About Cerebral Palsy Awareness Month

Reaching for the Stars, a parent advocacy group, started National Cerebral Palsy Month in the USA in 2006. Parents of children with CP wanted to create more awareness of the condition and help educate others. Cerebral Palsy Awareness Month is now celebrated every year, and many people join in all over the world, hosting events and raising money for ongoing research. Green is the official colour for the month and for CP awareness.

What is Cerebral Palsy?

CP is the most common cause of motor disabilities in childhood, but many people know little or nothing about it. Educating and raising awareness are the primary goals of Cerebral Palsy Awareness Month. Here are some facts about CP:

  • CP is more accurately a group of disorders rather than one condition. These disorders are neurological conditions that affect movement, muscles, coordination, balance, posture and mobility.
  • According to the Centers for Disease Control and Prevention, about one in 345 American children will be diagnosed with CP.
  • The underlying cause of CP is brain damage or abnormal brain development. This can occur during foetal development, during childbirth or shortly after birth. Many things can cause brain damage or abnormal development, from maternal illness and infections to complications during labour, but often, the cause remains unknown.
  • The primary symptoms of CP are related to motor function. They include over-toned or under-toned muscles, poor balance, muscle spasms, difficulty walking and, in some cases, paralysis.
  • The severity of symptoms varies widely from one individual to another. Some children have minimal disabilities—others cannot walk or care for themselves.
  • CP is often associated with additional conditions and symptoms. These can include seizures, speech disorders, hearing or vision loss, and cognitive disabilities.
  • There is no cure for CP. However, it is not progressive, and early and appropriate treatments make a big difference.
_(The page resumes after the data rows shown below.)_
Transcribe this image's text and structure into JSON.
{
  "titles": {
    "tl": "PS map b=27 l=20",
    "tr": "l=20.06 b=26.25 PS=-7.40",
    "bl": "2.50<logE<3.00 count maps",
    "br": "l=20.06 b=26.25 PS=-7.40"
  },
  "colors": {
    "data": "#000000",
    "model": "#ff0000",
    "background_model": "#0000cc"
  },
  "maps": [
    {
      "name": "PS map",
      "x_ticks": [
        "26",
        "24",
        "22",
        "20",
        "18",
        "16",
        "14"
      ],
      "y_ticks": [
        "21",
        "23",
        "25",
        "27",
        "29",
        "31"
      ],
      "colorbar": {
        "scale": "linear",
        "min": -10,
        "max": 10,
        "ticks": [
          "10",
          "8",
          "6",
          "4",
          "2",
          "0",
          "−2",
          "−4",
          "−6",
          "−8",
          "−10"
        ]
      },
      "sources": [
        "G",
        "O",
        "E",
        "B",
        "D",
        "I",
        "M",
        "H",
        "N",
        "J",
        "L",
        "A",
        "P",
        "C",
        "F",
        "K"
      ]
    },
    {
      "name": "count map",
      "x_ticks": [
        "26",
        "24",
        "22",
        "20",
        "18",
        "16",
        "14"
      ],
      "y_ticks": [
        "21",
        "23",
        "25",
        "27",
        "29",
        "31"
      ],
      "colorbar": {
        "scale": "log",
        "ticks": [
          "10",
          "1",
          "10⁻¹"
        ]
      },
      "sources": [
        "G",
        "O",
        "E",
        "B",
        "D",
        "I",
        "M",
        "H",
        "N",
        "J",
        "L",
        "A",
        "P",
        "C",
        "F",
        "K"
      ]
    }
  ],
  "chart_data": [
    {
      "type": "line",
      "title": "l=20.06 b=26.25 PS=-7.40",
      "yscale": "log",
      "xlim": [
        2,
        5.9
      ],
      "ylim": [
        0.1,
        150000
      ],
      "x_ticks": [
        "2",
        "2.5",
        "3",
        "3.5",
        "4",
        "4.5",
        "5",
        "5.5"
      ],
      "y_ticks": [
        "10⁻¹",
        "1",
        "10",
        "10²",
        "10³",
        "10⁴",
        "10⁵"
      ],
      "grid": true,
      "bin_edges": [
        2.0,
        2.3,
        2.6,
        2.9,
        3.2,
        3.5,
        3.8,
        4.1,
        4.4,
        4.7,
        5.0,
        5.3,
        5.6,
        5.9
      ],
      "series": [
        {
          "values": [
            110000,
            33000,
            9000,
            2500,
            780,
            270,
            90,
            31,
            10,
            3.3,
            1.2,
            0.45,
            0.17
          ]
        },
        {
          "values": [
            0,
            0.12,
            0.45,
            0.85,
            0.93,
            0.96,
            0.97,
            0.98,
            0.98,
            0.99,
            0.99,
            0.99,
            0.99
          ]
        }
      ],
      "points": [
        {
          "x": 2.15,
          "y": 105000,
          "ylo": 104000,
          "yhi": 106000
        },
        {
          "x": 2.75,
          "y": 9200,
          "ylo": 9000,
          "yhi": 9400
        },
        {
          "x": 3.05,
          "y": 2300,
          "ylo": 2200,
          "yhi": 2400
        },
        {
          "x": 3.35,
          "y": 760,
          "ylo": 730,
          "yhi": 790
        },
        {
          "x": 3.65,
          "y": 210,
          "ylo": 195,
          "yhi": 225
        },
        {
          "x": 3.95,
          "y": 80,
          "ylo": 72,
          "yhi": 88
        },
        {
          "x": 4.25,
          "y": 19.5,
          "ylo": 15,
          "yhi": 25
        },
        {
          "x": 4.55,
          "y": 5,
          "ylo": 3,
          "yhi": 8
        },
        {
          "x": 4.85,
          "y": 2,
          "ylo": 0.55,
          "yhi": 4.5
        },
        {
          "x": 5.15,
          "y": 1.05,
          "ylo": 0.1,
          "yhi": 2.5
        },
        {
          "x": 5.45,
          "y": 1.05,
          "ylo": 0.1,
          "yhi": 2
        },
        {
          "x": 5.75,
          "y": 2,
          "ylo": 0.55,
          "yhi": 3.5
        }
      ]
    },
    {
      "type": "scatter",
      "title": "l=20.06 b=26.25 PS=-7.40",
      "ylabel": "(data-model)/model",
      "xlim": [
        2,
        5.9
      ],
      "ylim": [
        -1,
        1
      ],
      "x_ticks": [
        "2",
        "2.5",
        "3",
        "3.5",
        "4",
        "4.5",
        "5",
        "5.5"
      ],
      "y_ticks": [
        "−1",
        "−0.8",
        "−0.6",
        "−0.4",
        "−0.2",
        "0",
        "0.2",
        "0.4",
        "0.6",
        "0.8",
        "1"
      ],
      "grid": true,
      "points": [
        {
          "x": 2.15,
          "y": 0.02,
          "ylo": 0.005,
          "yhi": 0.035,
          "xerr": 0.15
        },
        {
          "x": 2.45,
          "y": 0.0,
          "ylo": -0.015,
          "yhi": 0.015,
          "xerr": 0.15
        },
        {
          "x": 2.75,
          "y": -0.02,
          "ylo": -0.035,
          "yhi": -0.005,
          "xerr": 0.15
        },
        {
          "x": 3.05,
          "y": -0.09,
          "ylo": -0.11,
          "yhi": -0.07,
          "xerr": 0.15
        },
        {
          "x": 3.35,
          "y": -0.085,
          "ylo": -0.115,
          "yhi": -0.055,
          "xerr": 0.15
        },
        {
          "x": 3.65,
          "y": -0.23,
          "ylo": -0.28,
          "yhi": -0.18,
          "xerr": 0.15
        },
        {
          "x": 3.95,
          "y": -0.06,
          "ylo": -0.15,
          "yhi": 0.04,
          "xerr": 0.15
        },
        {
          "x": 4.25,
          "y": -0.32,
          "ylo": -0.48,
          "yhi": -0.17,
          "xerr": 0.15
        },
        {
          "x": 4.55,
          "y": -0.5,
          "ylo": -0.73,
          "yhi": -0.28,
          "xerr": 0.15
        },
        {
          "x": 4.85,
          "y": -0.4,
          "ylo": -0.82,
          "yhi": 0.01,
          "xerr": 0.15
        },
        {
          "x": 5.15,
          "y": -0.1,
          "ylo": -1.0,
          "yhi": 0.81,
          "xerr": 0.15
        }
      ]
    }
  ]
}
How to Support People Living with Cerebral Palsy

Whether you know someone with CP or not, you can get involved and help spread the word about it. One of the easiest ways is to wear CP awareness ribbons or T-shirts. These can spark conversations and give you a chance to educate others. Another way is to post about CP awareness on your social media accounts.

You can also search your area for events that raise awareness or that support people living with CP. Local chapters of groups like United Cerebral Palsy or community centres that work with disabled residents may be hosting events and fundraisers, especially in March.

At any time of the year, another way to support CP awareness and people living with CP is to make a donation. Monetary support for local and national groups helps fund services for disabled individuals, advocacy and policy changes, and research into earlier diagnoses and better treatments.

CP is common, but it remains misunderstood by most people not directly affected by it. Each year, Cerebral Palsy Awareness Month is a great chance for everyone to get involved, share information and support those living with CP—and throughout the year, there are still plenty of ways you can help.